In a newer study, Peter Moskos, assistant professor at the John Jay College of Criminal Justice at the City University of New York, used data from the website “Killed by Police”.
“If one adjusts for the racial disparity in the homicide rate or the rate at which police are feloniously killed, whites are actually more likely to be killed by police than blacks,” said Mr. Moskos, a former Baltimore cop and author of the book “Cop in the Hood.”
Read more: http://www.washingtontimes.com/news/2015/apr/21/police-kill-more-whites-than-blacks-but-minority-d/#ixzz3ZBoGvqsG
Note that New York City police officer Brian Moore was just shot in the face and is in critical condition. The officer is white, the suspect, Demetrius Blackwell, is black. The past three police officers who have been shot in New York have all been shot by black men, and there have been 5 police officers shot (targeted) in New York the past 5 months.
i think these kinds of studies miss the core issue that is addressed by mr. roosevelt – are police officers more likely under some circumstances – such as being in a high crime area – to shoot a black than a white. the study that mr. moskos performs doesn’t get to that question – it assumes that the homicide rate differences answer the problem.
btw, the police officer in new york died this morning. but that doesn’t have a bearing on this issue.
Mr. Roosevelt apparently works for the city, but I’m not sure what makes him an “expert”. I saw where he has 2 psychology degrees, but it didn’t say from where. I tried to google the Oakland police officer who has allegedly shot 4 suspects, but I couldn’t find the individual, though I did find the crime were four police officers were killed in Berkeley / Oakland in 2009 by Lovelle Mixon.

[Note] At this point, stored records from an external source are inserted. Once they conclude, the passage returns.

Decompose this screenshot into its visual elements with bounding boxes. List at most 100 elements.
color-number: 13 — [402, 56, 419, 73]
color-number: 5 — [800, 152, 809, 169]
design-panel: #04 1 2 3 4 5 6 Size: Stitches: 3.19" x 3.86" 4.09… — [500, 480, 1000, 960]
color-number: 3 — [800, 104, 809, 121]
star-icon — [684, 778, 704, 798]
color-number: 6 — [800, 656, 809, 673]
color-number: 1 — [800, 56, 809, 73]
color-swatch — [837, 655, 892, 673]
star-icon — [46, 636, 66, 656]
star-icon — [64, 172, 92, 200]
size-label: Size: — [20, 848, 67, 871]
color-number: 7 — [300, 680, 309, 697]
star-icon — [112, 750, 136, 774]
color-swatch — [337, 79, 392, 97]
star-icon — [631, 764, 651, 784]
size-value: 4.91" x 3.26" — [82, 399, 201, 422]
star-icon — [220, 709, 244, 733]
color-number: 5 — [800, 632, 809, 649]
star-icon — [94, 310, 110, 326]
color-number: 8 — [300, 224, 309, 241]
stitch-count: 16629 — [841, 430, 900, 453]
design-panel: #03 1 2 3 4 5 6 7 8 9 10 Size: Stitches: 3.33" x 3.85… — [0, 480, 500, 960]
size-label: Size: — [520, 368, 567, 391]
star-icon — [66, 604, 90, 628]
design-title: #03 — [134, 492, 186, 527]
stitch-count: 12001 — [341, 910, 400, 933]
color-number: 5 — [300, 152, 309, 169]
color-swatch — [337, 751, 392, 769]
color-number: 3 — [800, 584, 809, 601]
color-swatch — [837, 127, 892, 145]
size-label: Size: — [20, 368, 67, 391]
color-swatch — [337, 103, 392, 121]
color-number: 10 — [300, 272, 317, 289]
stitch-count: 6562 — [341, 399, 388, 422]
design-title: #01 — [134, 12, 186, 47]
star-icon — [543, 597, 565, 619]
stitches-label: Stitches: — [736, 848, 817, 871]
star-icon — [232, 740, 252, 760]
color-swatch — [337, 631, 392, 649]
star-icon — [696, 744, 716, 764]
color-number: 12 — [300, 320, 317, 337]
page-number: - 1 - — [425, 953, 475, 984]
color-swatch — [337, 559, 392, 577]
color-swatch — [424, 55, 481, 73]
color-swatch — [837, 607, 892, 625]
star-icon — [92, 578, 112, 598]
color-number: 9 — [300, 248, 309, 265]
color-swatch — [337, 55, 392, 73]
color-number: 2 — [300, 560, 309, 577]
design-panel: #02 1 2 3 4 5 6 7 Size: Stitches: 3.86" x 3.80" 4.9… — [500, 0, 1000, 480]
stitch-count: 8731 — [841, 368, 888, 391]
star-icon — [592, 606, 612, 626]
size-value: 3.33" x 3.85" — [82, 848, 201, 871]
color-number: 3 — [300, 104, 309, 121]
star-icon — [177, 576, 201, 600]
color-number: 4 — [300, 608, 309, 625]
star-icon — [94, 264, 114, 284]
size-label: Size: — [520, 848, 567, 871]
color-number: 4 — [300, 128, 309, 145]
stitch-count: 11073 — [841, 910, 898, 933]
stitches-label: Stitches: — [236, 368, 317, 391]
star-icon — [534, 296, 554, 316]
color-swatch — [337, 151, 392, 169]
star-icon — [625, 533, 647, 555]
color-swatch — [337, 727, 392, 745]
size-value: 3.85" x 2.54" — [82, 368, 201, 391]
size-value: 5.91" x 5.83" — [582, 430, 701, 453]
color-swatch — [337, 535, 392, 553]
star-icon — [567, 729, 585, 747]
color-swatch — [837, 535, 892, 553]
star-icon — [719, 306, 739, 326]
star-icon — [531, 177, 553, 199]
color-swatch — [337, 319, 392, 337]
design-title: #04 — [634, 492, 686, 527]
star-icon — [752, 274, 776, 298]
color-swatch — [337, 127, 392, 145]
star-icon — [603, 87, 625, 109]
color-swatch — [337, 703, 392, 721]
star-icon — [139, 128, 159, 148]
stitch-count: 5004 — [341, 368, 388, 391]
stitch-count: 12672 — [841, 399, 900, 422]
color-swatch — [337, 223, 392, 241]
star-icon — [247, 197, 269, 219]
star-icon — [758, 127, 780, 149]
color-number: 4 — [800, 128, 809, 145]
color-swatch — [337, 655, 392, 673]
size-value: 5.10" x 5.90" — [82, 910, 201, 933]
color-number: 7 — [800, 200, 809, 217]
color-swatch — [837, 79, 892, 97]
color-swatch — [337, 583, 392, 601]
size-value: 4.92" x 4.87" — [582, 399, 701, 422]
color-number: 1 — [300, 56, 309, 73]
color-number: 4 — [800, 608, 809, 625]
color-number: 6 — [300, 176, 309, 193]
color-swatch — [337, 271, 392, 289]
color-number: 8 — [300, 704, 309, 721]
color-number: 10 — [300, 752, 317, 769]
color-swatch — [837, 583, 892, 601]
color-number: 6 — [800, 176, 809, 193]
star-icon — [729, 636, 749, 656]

he works for the judicial council, which oversees the courts.
retracted.
TBD
“showed that police officers were actually reluctant to engage or shot back suspects”
I suspect that what was actually demonstrated was a “lag” time in the shot taken when the individual portrayed was black. The remainder is speculation about why this lag time may have been observed.

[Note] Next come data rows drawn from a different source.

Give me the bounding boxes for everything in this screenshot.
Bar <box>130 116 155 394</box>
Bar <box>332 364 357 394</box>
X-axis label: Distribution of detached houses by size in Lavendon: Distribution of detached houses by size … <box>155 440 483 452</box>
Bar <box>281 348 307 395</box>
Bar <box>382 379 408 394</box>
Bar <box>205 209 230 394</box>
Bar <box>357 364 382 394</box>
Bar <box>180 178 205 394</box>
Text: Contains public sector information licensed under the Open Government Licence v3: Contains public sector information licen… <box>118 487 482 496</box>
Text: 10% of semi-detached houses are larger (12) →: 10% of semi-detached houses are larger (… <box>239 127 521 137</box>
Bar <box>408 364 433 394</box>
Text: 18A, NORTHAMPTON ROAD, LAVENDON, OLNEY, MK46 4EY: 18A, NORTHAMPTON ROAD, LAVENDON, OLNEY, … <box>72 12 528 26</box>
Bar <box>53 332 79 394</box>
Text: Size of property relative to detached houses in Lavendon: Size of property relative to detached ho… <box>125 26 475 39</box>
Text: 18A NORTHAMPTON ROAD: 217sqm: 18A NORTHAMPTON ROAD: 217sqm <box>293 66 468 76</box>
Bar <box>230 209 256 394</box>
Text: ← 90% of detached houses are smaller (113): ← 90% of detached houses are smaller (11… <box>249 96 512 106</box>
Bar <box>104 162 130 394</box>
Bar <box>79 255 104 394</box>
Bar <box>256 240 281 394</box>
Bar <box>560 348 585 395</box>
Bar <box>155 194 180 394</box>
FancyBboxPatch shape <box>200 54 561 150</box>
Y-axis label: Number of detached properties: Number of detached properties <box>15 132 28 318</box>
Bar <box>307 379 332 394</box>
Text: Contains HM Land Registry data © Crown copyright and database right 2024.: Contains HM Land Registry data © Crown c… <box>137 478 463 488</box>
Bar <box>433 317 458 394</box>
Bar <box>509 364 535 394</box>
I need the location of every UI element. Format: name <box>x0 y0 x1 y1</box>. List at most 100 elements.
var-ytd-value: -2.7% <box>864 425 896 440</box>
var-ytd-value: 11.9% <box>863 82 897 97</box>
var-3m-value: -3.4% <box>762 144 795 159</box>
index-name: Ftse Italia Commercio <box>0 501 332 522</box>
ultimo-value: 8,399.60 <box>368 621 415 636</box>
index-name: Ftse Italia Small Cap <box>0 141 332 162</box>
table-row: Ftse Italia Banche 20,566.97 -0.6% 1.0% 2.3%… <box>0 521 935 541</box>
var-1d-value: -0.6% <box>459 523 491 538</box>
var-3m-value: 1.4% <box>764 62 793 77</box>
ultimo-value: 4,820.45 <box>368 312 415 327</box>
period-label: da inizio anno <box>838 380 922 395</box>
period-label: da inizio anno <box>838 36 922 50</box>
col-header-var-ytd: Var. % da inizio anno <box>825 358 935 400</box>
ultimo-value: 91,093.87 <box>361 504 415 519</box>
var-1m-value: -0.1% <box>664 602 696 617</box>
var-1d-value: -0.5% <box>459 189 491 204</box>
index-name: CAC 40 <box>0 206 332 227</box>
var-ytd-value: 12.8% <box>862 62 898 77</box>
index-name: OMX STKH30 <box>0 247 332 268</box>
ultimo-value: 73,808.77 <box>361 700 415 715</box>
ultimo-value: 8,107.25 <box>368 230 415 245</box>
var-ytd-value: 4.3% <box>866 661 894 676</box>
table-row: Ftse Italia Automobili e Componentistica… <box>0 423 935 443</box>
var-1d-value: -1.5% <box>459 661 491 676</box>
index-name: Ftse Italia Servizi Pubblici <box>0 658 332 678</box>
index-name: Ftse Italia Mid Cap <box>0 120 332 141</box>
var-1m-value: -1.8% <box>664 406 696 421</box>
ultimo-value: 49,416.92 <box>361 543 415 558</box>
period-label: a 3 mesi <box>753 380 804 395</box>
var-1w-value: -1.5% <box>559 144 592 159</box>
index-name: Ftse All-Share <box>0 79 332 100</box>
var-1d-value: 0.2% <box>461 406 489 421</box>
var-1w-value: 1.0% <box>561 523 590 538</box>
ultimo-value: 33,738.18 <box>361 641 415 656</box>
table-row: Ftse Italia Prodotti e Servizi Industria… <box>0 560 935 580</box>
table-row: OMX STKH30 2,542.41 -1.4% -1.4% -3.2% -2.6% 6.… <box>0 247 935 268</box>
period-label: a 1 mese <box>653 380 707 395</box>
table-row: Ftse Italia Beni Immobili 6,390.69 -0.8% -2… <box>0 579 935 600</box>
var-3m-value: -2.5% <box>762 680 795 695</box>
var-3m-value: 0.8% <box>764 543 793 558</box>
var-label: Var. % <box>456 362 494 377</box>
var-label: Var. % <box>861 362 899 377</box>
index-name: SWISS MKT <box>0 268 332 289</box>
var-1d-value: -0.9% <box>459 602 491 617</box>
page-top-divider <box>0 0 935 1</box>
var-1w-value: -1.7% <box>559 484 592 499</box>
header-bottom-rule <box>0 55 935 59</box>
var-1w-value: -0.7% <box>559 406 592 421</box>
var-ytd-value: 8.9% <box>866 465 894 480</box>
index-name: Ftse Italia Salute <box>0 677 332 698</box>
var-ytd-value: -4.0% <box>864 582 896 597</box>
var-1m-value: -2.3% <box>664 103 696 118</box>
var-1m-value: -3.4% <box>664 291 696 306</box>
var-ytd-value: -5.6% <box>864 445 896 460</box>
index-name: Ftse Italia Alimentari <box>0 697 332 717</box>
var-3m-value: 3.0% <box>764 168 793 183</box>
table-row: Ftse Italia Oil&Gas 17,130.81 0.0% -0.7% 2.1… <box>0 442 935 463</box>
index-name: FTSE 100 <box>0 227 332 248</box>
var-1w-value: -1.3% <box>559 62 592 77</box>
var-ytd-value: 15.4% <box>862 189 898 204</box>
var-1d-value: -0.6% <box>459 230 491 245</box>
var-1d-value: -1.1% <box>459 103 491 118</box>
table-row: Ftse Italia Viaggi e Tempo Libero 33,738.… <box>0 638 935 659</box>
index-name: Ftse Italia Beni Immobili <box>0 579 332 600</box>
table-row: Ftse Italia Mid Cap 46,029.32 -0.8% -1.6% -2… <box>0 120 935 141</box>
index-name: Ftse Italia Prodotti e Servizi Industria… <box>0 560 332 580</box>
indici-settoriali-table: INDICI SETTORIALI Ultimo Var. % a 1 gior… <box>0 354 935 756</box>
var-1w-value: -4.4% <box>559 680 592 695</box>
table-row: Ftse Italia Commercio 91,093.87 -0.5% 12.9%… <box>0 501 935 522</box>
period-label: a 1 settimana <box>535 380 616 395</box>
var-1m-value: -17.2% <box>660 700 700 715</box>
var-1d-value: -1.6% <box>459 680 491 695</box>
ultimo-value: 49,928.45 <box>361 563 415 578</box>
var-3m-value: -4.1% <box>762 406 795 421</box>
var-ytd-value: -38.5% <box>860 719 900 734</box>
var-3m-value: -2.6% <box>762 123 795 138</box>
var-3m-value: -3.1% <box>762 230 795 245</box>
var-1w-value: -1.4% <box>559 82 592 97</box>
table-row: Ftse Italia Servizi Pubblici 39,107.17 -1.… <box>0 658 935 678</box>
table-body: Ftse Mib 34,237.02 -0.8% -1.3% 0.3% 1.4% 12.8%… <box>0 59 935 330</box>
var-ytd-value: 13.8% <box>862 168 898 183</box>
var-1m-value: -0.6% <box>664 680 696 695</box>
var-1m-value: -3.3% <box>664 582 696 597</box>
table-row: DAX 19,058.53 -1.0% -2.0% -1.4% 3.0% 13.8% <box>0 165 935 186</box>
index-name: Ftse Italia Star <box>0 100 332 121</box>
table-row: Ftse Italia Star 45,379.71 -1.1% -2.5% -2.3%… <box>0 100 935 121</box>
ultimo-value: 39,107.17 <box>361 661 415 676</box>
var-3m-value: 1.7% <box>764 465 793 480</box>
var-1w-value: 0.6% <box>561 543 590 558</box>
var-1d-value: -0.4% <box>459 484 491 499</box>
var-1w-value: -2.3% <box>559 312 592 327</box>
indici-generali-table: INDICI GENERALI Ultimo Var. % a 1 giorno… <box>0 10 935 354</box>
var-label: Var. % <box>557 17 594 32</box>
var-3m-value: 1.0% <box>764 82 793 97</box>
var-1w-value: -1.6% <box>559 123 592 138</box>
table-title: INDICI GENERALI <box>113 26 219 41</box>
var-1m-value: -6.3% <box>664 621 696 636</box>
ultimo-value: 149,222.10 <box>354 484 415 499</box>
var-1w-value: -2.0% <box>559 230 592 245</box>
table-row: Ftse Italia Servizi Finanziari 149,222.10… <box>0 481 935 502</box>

I think that this is moving from an observation to an uncertain conclusion of why the effect is observed. Data from a study is objective. Interpretation of that data frequently is not. In making this assumption, the far bigger point is missed. Bias is bias regardless of whether it leads to a greater or lesser likelihood of shooting. Bias on the basis of race implies differential treatment based on race. It does not in and of itself state whether that bias is for, or against a given group, merely that it exists and race is the cause of the differential treatment.
Let’s step outside the race issue again for a moment. Let’s take a gender based bias. A man recognizes that another human being on the street is a woman. If he reacts towards her differently than he would if that human were a man, he is demonstrating gender based bias. Now this may work in her favor, if he for instance he offers to hold a door for her or carry a heavy object, or it may work against her if he decides to pay her unwanted sexually based “compliments” or harass her. Whichever is the case, if he would not behave the same with a man, he is acting on bias.
Bias is not necessarily a dirty word. But to deny that it is occurring when it clearly is present, for good or bad, is a very simplistic notion of how the human brain processes information before we are even aware that it has done so.